Pastor Fred Phelps and his Topeka, Kan., congregation — most of them members of his immediate family — think any publicity is good publicity. They cooperated fully with Jones, who allows them plenty of time to explain their ideology.
Some viewers might think they get just enough rope to hang themselves.
“You can’t hardly imagine a more fitting way to severely punish a people than to begin to blow the cream of their young manhood and womanhood to smithereens in Iraq,” Phelps says, “and the forum, or the venue, to preach that, is the funeral of some soldier, some young American soldier who’s been blown to smithereens by an IED.”
Phelps’ choice of venue has gotten him in trouble. In October, a federal jury in Baltimore levied an $11 million judgment against the church after the father of a fallen soldier sued Phelps and his congregation for invasion of privacy and causing emotional distress. The church plans to appeal and has not paid any damages; meanwhile, its members continue to picket military funerals around the country.
Jones told The Associated Press that he worried it might be irresponsible to give Phelps yet another forum.
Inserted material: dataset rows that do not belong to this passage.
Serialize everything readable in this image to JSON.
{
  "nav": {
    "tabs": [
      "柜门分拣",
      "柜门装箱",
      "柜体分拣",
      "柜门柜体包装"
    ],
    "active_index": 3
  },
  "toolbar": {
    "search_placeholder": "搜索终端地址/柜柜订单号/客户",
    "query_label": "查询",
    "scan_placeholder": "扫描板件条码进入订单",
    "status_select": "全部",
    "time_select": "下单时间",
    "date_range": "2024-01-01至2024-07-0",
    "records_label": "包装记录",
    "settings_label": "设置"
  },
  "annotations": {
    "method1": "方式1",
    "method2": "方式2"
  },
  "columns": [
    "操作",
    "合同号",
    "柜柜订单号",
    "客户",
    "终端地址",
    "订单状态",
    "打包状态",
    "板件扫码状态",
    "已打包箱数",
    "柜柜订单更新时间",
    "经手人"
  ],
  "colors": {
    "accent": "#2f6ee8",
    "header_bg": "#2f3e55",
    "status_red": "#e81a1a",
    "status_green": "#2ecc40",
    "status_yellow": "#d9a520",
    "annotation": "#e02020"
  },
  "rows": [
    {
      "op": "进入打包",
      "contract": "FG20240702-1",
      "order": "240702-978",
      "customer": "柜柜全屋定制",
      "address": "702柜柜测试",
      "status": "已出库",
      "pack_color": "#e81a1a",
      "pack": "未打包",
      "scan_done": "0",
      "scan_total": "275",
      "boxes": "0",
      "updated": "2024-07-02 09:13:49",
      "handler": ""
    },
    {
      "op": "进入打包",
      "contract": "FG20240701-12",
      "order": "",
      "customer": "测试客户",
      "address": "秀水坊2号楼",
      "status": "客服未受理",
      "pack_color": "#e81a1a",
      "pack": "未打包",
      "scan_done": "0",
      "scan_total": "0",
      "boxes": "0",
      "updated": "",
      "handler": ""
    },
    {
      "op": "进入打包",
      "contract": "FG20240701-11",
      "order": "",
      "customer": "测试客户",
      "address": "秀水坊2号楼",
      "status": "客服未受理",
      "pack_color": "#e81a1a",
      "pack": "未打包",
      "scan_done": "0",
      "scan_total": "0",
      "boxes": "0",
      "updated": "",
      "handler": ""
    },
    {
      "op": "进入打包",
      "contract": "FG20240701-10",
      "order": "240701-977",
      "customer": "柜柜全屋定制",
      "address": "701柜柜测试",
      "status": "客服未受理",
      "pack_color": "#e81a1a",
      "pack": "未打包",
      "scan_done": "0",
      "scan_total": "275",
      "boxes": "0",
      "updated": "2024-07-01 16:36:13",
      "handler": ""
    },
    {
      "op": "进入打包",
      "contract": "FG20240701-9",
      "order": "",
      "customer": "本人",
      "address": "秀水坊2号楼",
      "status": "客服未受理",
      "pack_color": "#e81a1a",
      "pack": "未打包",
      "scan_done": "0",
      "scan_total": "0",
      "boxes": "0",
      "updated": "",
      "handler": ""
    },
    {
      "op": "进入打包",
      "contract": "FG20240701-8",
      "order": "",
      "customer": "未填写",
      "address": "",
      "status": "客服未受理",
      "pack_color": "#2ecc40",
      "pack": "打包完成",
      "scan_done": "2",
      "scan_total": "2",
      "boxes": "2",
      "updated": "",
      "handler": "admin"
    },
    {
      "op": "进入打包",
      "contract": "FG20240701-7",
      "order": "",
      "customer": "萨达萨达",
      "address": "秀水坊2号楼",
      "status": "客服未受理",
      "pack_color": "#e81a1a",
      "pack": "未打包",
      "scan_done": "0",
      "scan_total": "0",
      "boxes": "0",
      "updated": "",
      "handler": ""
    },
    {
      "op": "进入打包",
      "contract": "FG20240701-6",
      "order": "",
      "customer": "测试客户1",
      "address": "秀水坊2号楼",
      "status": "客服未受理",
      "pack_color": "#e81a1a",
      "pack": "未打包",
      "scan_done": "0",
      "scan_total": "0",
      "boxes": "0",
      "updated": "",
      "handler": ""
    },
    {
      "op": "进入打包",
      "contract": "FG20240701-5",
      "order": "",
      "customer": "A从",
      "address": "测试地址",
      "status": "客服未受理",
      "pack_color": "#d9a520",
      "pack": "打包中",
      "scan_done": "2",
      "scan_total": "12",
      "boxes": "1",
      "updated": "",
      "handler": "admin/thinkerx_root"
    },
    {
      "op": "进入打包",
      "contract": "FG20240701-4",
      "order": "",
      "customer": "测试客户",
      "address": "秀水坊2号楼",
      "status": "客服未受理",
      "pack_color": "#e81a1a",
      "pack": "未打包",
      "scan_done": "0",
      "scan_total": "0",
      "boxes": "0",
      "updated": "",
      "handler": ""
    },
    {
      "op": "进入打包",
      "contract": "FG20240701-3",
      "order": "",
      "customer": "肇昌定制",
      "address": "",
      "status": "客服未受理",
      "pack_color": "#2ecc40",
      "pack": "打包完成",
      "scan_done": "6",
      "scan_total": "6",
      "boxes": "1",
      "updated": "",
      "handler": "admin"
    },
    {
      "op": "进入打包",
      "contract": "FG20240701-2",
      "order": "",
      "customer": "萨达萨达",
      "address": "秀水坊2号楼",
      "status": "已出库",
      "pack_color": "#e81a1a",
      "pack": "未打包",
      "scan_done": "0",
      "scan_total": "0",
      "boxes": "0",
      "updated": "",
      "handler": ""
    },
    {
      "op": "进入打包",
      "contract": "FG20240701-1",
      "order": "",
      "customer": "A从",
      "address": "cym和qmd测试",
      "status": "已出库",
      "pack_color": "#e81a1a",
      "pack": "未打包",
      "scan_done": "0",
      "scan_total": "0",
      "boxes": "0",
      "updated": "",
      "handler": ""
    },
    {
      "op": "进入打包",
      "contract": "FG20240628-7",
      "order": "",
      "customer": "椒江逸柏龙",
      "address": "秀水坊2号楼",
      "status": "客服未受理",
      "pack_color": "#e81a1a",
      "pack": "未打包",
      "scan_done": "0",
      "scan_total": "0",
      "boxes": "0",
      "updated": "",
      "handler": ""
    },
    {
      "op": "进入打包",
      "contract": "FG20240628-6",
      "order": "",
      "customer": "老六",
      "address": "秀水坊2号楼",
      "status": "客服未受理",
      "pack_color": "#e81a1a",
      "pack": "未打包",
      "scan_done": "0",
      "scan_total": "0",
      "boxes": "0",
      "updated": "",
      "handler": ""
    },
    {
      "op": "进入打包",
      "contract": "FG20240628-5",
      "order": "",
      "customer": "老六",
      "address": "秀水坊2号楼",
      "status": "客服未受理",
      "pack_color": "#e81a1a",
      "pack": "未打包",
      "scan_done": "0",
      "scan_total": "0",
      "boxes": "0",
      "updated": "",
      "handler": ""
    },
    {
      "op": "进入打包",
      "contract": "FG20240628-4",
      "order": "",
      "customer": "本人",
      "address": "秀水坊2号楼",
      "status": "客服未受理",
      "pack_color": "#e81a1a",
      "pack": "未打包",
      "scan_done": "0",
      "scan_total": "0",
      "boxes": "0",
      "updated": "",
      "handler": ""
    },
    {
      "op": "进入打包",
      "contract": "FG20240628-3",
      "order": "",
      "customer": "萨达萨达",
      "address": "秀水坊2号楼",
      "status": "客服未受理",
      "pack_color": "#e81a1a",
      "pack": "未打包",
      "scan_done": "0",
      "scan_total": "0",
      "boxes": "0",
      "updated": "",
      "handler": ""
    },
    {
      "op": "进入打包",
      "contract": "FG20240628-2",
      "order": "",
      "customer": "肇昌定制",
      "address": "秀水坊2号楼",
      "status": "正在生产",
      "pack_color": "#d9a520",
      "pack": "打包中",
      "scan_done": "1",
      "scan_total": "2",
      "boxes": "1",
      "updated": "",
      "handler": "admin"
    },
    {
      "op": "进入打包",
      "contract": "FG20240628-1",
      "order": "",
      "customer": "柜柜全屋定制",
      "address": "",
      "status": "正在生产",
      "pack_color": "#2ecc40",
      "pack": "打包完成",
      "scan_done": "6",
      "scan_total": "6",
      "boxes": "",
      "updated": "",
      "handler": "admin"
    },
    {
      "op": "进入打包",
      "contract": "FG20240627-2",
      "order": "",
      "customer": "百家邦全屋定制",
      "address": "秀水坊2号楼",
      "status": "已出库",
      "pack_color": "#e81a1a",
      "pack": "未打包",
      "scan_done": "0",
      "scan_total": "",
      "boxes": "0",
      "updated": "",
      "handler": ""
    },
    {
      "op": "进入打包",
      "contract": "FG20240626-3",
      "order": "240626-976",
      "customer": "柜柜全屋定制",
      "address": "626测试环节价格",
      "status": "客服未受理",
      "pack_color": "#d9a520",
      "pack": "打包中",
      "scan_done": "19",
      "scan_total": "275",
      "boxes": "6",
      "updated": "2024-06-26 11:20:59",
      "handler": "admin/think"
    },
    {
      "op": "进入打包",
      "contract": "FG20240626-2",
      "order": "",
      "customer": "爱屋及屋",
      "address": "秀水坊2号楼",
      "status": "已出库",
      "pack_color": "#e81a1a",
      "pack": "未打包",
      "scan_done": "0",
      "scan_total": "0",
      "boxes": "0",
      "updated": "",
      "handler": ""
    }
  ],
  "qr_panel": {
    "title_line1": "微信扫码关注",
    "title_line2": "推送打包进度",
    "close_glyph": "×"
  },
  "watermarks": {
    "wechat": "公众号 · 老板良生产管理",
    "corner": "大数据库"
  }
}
But he believes the documentary will do more good than harm.
“This is not a problem that’s going to go away simply by ignoring it,” Jones said. “The goal of the film is to educate people about this group — the way they think, the way that they act and why they do these things, so we can be better equipped to handle it.”
Jones gathered footage for “Fall from Grace” between October 2005 and October 2006, spending time with church members and interviewing those affected by their protests, including Topeka’s mayor and police chief and the widow of a young soldier.
It’s not a polished documentary. (Jones had scant financial resources — he estimates his budget at $10,000 — and he relies too heavily on footage of Westboro members protesting and montages of their picket signs.) But the film accomplishes Jones’ goal of explaining the origins of Phelps’ vitriol toward fallen soldiers.
Phelps, a disbarred lawyer, founded the Westboro Baptist Church more than 50 years ago, but he only began protesting against gays in 1991 — shortly after he was banned from practicing law in both state and federal courts.